Researchers, including one of Indian origin, have come up with a new method to predict which babies will develop type 1 diabetes. According to the study, published in the journal Nature Medicine, the new approach moves a step closer to routine testing for newborns which could avoid life-threatening complications.
"We know that while genetics have a strong correlation as a risk factor for family members to develop T1D, most newly diagnosed individuals do not have a known family history," said study researcher Sanjoy Dutta from the JDRF, a US-based NGO.

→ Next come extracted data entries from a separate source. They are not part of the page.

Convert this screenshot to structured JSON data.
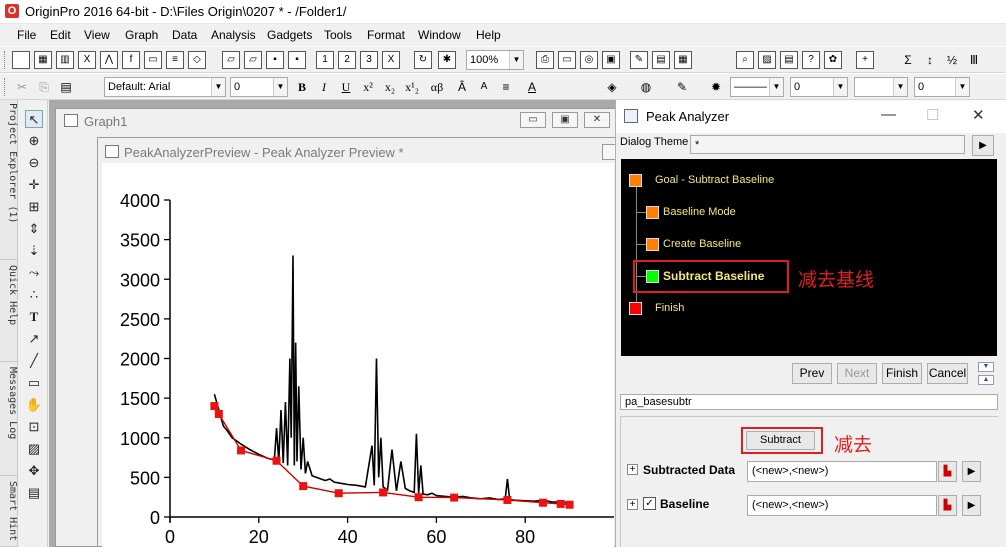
{
  "titlebar": {
    "title": "OriginPro 2016 64-bit - D:\\Files Origin\\0207 * - /Folder1/"
  },
  "menu": [
    "File",
    "Edit",
    "View",
    "Graph",
    "Data",
    "Analysis",
    "Gadgets",
    "Tools",
    "Format",
    "Window",
    "Help"
  ],
  "toolbar": {
    "zoom": "100%",
    "font": "Default: Arial",
    "font_size": "0",
    "text_style": [
      "B",
      "I",
      "U",
      "x²",
      "x₂",
      "x¹₂",
      "αβ",
      "Â",
      "A",
      "A",
      "≡"
    ],
    "line_combo": "0",
    "line_combo2": "0",
    "fill_combo": "0"
  },
  "side_tabs": [
    "Project Explorer (1)",
    "Quick Help",
    "Messages Log",
    "Smart Hint"
  ],
  "graph_window": {
    "title": "Graph1"
  },
  "preview_window": {
    "title": "PeakAnalyzerPreview - Peak Analyzer Preview *"
  },
  "chart_data": {
    "type": "line",
    "xlim": [
      0,
      100
    ],
    "ylim": [
      0,
      4000
    ],
    "x_ticks": [
      "0",
      "20",
      "40",
      "60",
      "80"
    ],
    "y_ticks": [
      "0",
      "500",
      "1000",
      "1500",
      "2000",
      "2500",
      "3000",
      "3500",
      "4000"
    ],
    "series": [
      {
        "kind": "signal",
        "color": "#000000",
        "x": [
          10,
          11,
          12,
          13,
          14,
          16,
          18,
          20,
          22,
          23.5,
          24,
          24.5,
          25,
          25.5,
          26,
          26.5,
          27,
          27.3,
          27.7,
          28,
          28.3,
          28.6,
          29,
          29.5,
          30,
          30.5,
          31,
          32,
          33,
          34,
          35,
          36,
          37,
          38,
          40,
          42,
          44,
          45.5,
          46,
          46.5,
          47,
          47.5,
          48,
          49,
          50,
          51,
          52,
          53,
          54,
          55,
          55.5,
          56,
          56.5,
          57,
          58,
          59,
          60,
          62,
          64,
          66,
          68,
          70,
          72,
          74,
          75.5,
          76,
          76.5,
          78,
          80,
          82,
          84,
          86,
          88,
          90
        ],
        "y": [
          1550,
          1350,
          1150,
          1080,
          1000,
          920,
          850,
          790,
          740,
          720,
          1120,
          700,
          1350,
          680,
          1450,
          650,
          2000,
          1000,
          3300,
          650,
          2200,
          700,
          1650,
          600,
          1000,
          550,
          700,
          520,
          500,
          480,
          460,
          480,
          440,
          430,
          410,
          400,
          380,
          900,
          400,
          2000,
          500,
          1000,
          380,
          340,
          850,
          330,
          700,
          360,
          330,
          310,
          1050,
          300,
          650,
          290,
          280,
          300,
          270,
          260,
          250,
          260,
          240,
          230,
          240,
          220,
          230,
          480,
          220,
          210,
          205,
          200,
          210,
          190,
          185,
          180
        ]
      },
      {
        "kind": "baseline",
        "color": "#cc0000",
        "x": [
          10,
          11,
          16,
          24,
          30,
          38,
          48,
          56,
          64,
          76,
          84,
          88,
          90
        ],
        "y": [
          1400,
          1300,
          840,
          710,
          390,
          300,
          310,
          250,
          245,
          215,
          180,
          165,
          155
        ]
      }
    ]
  },
  "peak_analyzer": {
    "title": "Peak Analyzer",
    "dialog_theme_label": "Dialog Theme",
    "dialog_theme_value": "*",
    "steps": [
      {
        "label": "Goal - Subtract Baseline",
        "color": "#ff8000"
      },
      {
        "label": "Baseline Mode",
        "color": "#ff8000"
      },
      {
        "label": "Create Baseline",
        "color": "#ff8000"
      },
      {
        "label": "Subtract Baseline",
        "color": "#00ff00"
      },
      {
        "label": "Finish",
        "color": "#ff0000"
      }
    ],
    "annotation_step": "减去基线",
    "nav": {
      "prev": "Prev",
      "next": "Next",
      "finish": "Finish",
      "cancel": "Cancel"
    },
    "theme_field": "pa_basesubtr",
    "subtract_button": "Subtract",
    "annotation_subtract": "减去",
    "subtracted_data_label": "Subtracted Data",
    "subtracted_data_value": "(<new>,<new>)",
    "baseline_label": "Baseline",
    "baseline_value": "(<new>,<new>)"
  }
}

Dramatic Improvement of Prediction
Scientists at seven international sites followed 7,798 children at a high risk of developing type 1 diabetes from birth, over nine years for 'The Environmental Determinants of Diabetes in the Young' (TEDDY) study.

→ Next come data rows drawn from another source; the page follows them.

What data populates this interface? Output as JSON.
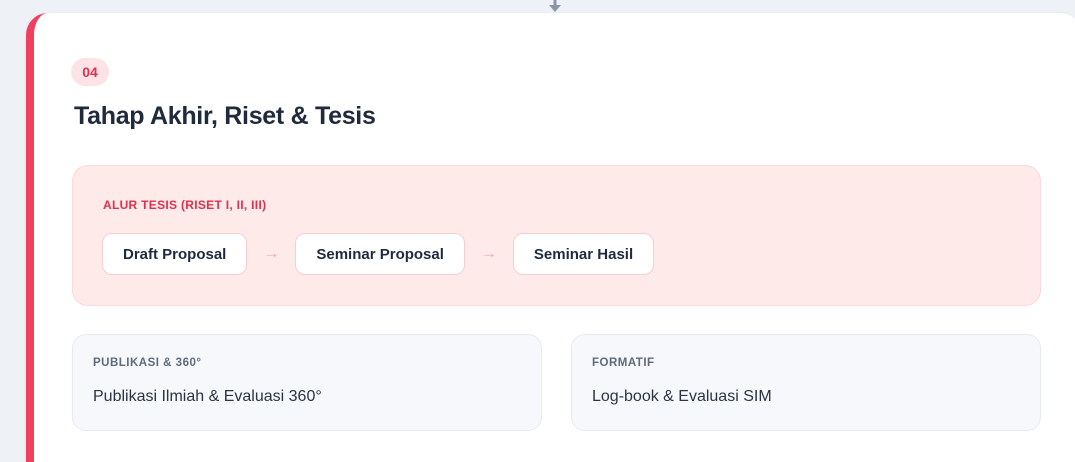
{
  "step": {
    "number": "04",
    "title": "Tahap Akhir, Riset & Tesis"
  },
  "thesis_flow": {
    "label": "ALUR TESIS (RISET I, II, III)",
    "steps": [
      "Draft Proposal",
      "Seminar Proposal",
      "Seminar Hasil"
    ],
    "arrow": "→"
  },
  "info_boxes": [
    {
      "label": "PUBLIKASI & 360°",
      "value": "Publikasi Ilmiah & Evaluasi 360°"
    },
    {
      "label": "FORMATIF",
      "value": "Log-book & Evaluasi SIM"
    }
  ],
  "colors": {
    "accent": "#f0405f",
    "badge_bg": "#fde3e6",
    "panel_bg": "#ffeaea",
    "connector": "#8a96a8"
  },
  "icons": {
    "connector": "arrow-down-icon"
  }
}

In the study, the research team used the TEDDY data to develop a method of combining multiple factors that could influence whether a child is likely to develop type 1 diabetes. The combined risk score approach incorporates genetics, clinical factors such as the family history of diabetes, and their count of islet autoantibodies -- the biomarkers are known to be implicated in type 1 diabetes.

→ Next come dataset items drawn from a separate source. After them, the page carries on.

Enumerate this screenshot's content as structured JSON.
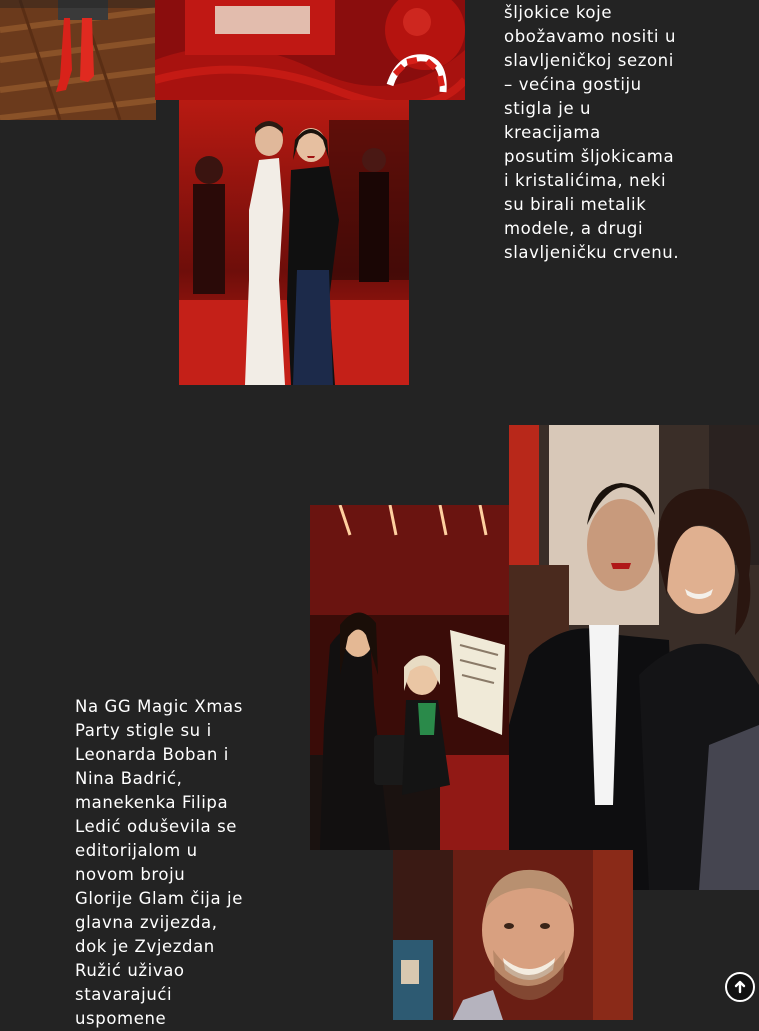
{
  "article": {
    "paragraph_right": "šljokice koje\nobožavamo nositi u\nslavljeničkoj sezoni\n– većina gostiju\nstigla je u\nkreacijama\nposutim šljokicama\ni kristalićima, neki\nsu birali metalik\nmodele, a drugi\nslavljeničku crvenu.",
    "paragraph_left": "Na GG Magic Xmas\nParty stigle su i\nLeonarda Boban i\nNina Badrić,\nmanekenka Filipa\nLedić oduševila se\neditorijalom u\nnovom broju\nGlorije Glam čija je\nglavna zvijezda,\ndok je Zvjezdan\nRužić uživao\nstavarajući\nuspomene"
  },
  "scroll_top": {
    "icon": "arrow-up-circle-icon"
  },
  "colors": {
    "background": "#232323",
    "text": "#ffffff",
    "party_red": "#c8140f"
  }
}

The research team found that the new combined approach dramatically improved prediction of which children would develop type 1 diabetes, potentially allowing better diabetes risk counseling of families.
Importance of Identification of High-risk Children
Most importantly, the new approach doubled the efficiency of programs to screen newborns to prevent the potentially deadly condition of ketoacidosis, a consequence of type 1 diabetes in which insulin deficiency causes the blood to become too acidic. Identifying which children are at the highest risk will also benefit clinical trials on drugs that are showing promise in preventing the condition, the researchers said.
"At the moment, 40 percent of children who are diagnosed with type 1 diabetes have the severe complication of ketoacidosis," said study researcher Lauric Ferrat from the University of Exeter in the UK. "For the very young this is life-threatening, resulting in long intensive hospitalization and in some cases even paralysis or death," Ferrat added.
Using the new combined approach to identify which babies will develop diabetes can prevent these tragedies, and ensure children are on the right treatment pathway earlier in life, meaning better health. Researchers believe that the combined approach can also be rolled out to predict the onset of other diseases with a strong genetic component that is identifiable in childhood, such as celiac disease.